Monday, December 28, 2009

Yet another CFL characteristic

We have addressed the issue of the toxicity of "Mercury Bulbs" (CFLs) in several posts. In meetings with many Electric utilities it was acknowledged that the CFL is considered a stop-gap solution until a better technology is available. In an "off the record" phone call with an EPA official we were told that CFLs were resulting in a "pending environmental disaster". Yes, we wrote it down and date and time stamped it.

Over the last few months Vu1 has been contacted by two major museums. One is a well known natural history museum and the other is a museum of art in a large U.S. city. One contact was from a Lighting Director and the other from the Associate Curator. Both expressed great interest in Vu1's ESL lighting as an "accurate and high quality" and "safe" lighting for exhibits and artwork. The museum of art brought to our attention the ultraviolet (UV) generated by CFL bulbs and their damaging effect on artwork. The museum cannot use CFLs due to the UV risk and they said they hated the light quality of LED bulbs. They are being mandated to install energy efficient lighting but feel they have no options with existing technologies.

We are hoping to be able to solve this dilemma for museums with the release of our first ESL reflector bulbs; in the meantime we started looking into the issue of UV. There are number of articles that have been written on the health impacts of CFLs for people that are UV sensitive.
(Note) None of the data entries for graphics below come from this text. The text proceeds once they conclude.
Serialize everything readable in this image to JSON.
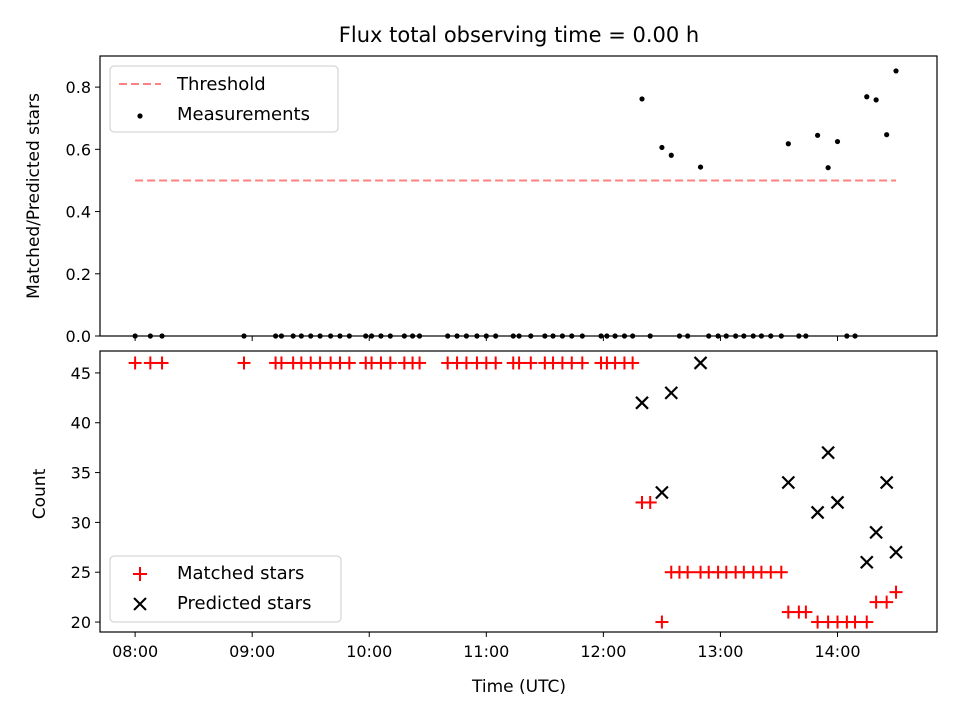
{
  "title": "Flux total observing time = 0.00 h",
  "chart_data": [
    {
      "type": "scatter",
      "ylabel": "Matched/Predicted stars",
      "xlabel": "",
      "xlim": [
        7.7,
        14.85
      ],
      "ylim": [
        0,
        0.9
      ],
      "yticks": [
        0.0,
        0.2,
        0.4,
        0.6,
        0.8
      ],
      "ytick_labels": [
        "0.0",
        "0.2",
        "0.4",
        "0.6",
        "0.8"
      ],
      "grid": false,
      "legend": {
        "placement": "upper-left",
        "entries": [
          "Threshold",
          "Measurements"
        ]
      },
      "threshold": {
        "name": "Threshold",
        "y": 0.5,
        "x_range": [
          8.0,
          14.5
        ],
        "color": "#ff8080",
        "style": "dashed"
      },
      "series": [
        {
          "name": "Measurements",
          "color": "#000000",
          "marker": "dot",
          "points": [
            [
              8.0,
              0
            ],
            [
              8.13,
              0
            ],
            [
              8.23,
              0
            ],
            [
              8.93,
              0
            ],
            [
              9.2,
              0
            ],
            [
              9.25,
              0
            ],
            [
              9.35,
              0
            ],
            [
              9.42,
              0
            ],
            [
              9.5,
              0
            ],
            [
              9.58,
              0
            ],
            [
              9.67,
              0
            ],
            [
              9.75,
              0
            ],
            [
              9.83,
              0
            ],
            [
              9.97,
              0
            ],
            [
              10.02,
              0
            ],
            [
              10.1,
              0
            ],
            [
              10.18,
              0
            ],
            [
              10.3,
              0
            ],
            [
              10.37,
              0
            ],
            [
              10.43,
              0
            ],
            [
              10.67,
              0
            ],
            [
              10.75,
              0
            ],
            [
              10.83,
              0
            ],
            [
              10.92,
              0
            ],
            [
              11.0,
              0
            ],
            [
              11.08,
              0
            ],
            [
              11.23,
              0
            ],
            [
              11.28,
              0
            ],
            [
              11.38,
              0
            ],
            [
              11.5,
              0
            ],
            [
              11.57,
              0
            ],
            [
              11.65,
              0
            ],
            [
              11.73,
              0
            ],
            [
              11.82,
              0
            ],
            [
              11.98,
              0
            ],
            [
              12.03,
              0
            ],
            [
              12.1,
              0
            ],
            [
              12.18,
              0
            ],
            [
              12.25,
              0
            ],
            [
              12.33,
              0.762
            ],
            [
              12.4,
              0
            ],
            [
              12.5,
              0.606
            ],
            [
              12.58,
              0.581
            ],
            [
              12.65,
              0
            ],
            [
              12.72,
              0
            ],
            [
              12.83,
              0.543
            ],
            [
              12.9,
              0
            ],
            [
              12.98,
              0
            ],
            [
              13.05,
              0
            ],
            [
              13.13,
              0
            ],
            [
              13.2,
              0
            ],
            [
              13.28,
              0
            ],
            [
              13.35,
              0
            ],
            [
              13.43,
              0
            ],
            [
              13.52,
              0
            ],
            [
              13.58,
              0.618
            ],
            [
              13.67,
              0
            ],
            [
              13.73,
              0
            ],
            [
              13.83,
              0.645
            ],
            [
              13.92,
              0.541
            ],
            [
              14.0,
              0.625
            ],
            [
              14.08,
              0
            ],
            [
              14.15,
              0
            ],
            [
              14.25,
              0.769
            ],
            [
              14.33,
              0.759
            ],
            [
              14.42,
              0.647
            ],
            [
              14.5,
              0.852
            ]
          ]
        }
      ]
    },
    {
      "type": "scatter",
      "ylabel": "Count",
      "xlabel": "Time (UTC)",
      "xlim": [
        7.7,
        14.85
      ],
      "ylim": [
        19,
        47.2
      ],
      "xticks": [
        8,
        9,
        10,
        11,
        12,
        13,
        14
      ],
      "xtick_labels": [
        "08:00",
        "09:00",
        "10:00",
        "11:00",
        "12:00",
        "13:00",
        "14:00"
      ],
      "yticks": [
        20,
        25,
        30,
        35,
        40,
        45
      ],
      "ytick_labels": [
        "20",
        "25",
        "30",
        "35",
        "40",
        "45"
      ],
      "grid": false,
      "legend": {
        "placement": "lower-left",
        "entries": [
          "Matched stars",
          "Predicted stars"
        ]
      },
      "series": [
        {
          "name": "Matched stars",
          "color": "#ff0000",
          "marker": "plus",
          "points": [
            [
              8.0,
              46
            ],
            [
              8.13,
              46
            ],
            [
              8.23,
              46
            ],
            [
              8.93,
              46
            ],
            [
              9.2,
              46
            ],
            [
              9.25,
              46
            ],
            [
              9.35,
              46
            ],
            [
              9.42,
              46
            ],
            [
              9.5,
              46
            ],
            [
              9.58,
              46
            ],
            [
              9.67,
              46
            ],
            [
              9.75,
              46
            ],
            [
              9.83,
              46
            ],
            [
              9.97,
              46
            ],
            [
              10.02,
              46
            ],
            [
              10.1,
              46
            ],
            [
              10.18,
              46
            ],
            [
              10.3,
              46
            ],
            [
              10.37,
              46
            ],
            [
              10.43,
              46
            ],
            [
              10.67,
              46
            ],
            [
              10.75,
              46
            ],
            [
              10.83,
              46
            ],
            [
              10.92,
              46
            ],
            [
              11.0,
              46
            ],
            [
              11.08,
              46
            ],
            [
              11.23,
              46
            ],
            [
              11.28,
              46
            ],
            [
              11.38,
              46
            ],
            [
              11.5,
              46
            ],
            [
              11.57,
              46
            ],
            [
              11.65,
              46
            ],
            [
              11.73,
              46
            ],
            [
              11.82,
              46
            ],
            [
              11.98,
              46
            ],
            [
              12.03,
              46
            ],
            [
              12.1,
              46
            ],
            [
              12.18,
              46
            ],
            [
              12.25,
              46
            ],
            [
              12.33,
              32
            ],
            [
              12.4,
              32
            ],
            [
              12.5,
              20
            ],
            [
              12.58,
              25
            ],
            [
              12.65,
              25
            ],
            [
              12.72,
              25
            ],
            [
              12.83,
              25
            ],
            [
              12.9,
              25
            ],
            [
              12.98,
              25
            ],
            [
              13.05,
              25
            ],
            [
              13.13,
              25
            ],
            [
              13.2,
              25
            ],
            [
              13.28,
              25
            ],
            [
              13.35,
              25
            ],
            [
              13.43,
              25
            ],
            [
              13.52,
              25
            ],
            [
              13.58,
              21
            ],
            [
              13.67,
              21
            ],
            [
              13.73,
              21
            ],
            [
              13.83,
              20
            ],
            [
              13.92,
              20
            ],
            [
              14.0,
              20
            ],
            [
              14.08,
              20
            ],
            [
              14.15,
              20
            ],
            [
              14.25,
              20
            ],
            [
              14.33,
              22
            ],
            [
              14.42,
              22
            ],
            [
              14.5,
              23
            ]
          ]
        },
        {
          "name": "Predicted stars",
          "color": "#000000",
          "marker": "x",
          "points": [
            [
              12.33,
              42
            ],
            [
              12.5,
              33
            ],
            [
              12.58,
              43
            ],
            [
              12.83,
              46
            ],
            [
              13.58,
              34
            ],
            [
              13.83,
              31
            ],
            [
              13.92,
              37
            ],
            [
              14.0,
              32
            ],
            [
              14.25,
              26
            ],
            [
              14.33,
              29
            ],
            [
              14.42,
              34
            ],
            [
              14.5,
              27
            ]
          ]
        }
      ]
    }
  ]
}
CFL lights should be recognized as “a potential risk factor in the aggravation of existing light-sensitive symptoms in some patients with diseases such as lupus, porphyrias, genophotodermatoses, actinic prurigo, chronic actinic dermatitis and solar urticaria”. European Commission – Directorate – General for Health and Consumers

Also interesting is the impact of UV light on plastics. Unfortunately, many light fixtures and lamp shades are made of - or incorporate- plastics. UV has a tendency to attack plastic. There is an excellent article entitled “UV Properties of Plastics: Transmission & Resistance” written by Zeus Industrial Products. This article highlights how -

“All types of UV can cause a photochemical effect within the polymer structure, which can be either a benefit or lead to degradation of some sort to the material. Note that compared to our skin, the higher energy UVC is more likely to affect plastics. The main visible effects are a chalky appearance and a color shift on the surface of the material, and the component surface becomes brittle.”

The result can be as pictured below. The lamp shade in this picture was a premium priced shade that had been enclosing a CFL bulb for 24 months. The plastic liner of the shade became discolored, brittle and then essentially shattered. Stay tuned for many more damaged fixtures and lamp shades as the use of CFLs become more common.

Lastly, we were at a friend’s home on Christmas Eve. Their 8 year old came running into the kitchen exclaiming that “something is burning and smoking by the Christmas tree”. We all ran into the room and were taken aback to find that the burning and smoking was coming from a spiral CFL bulb that had just died a painful death in the table lamp next to the Christmas tree.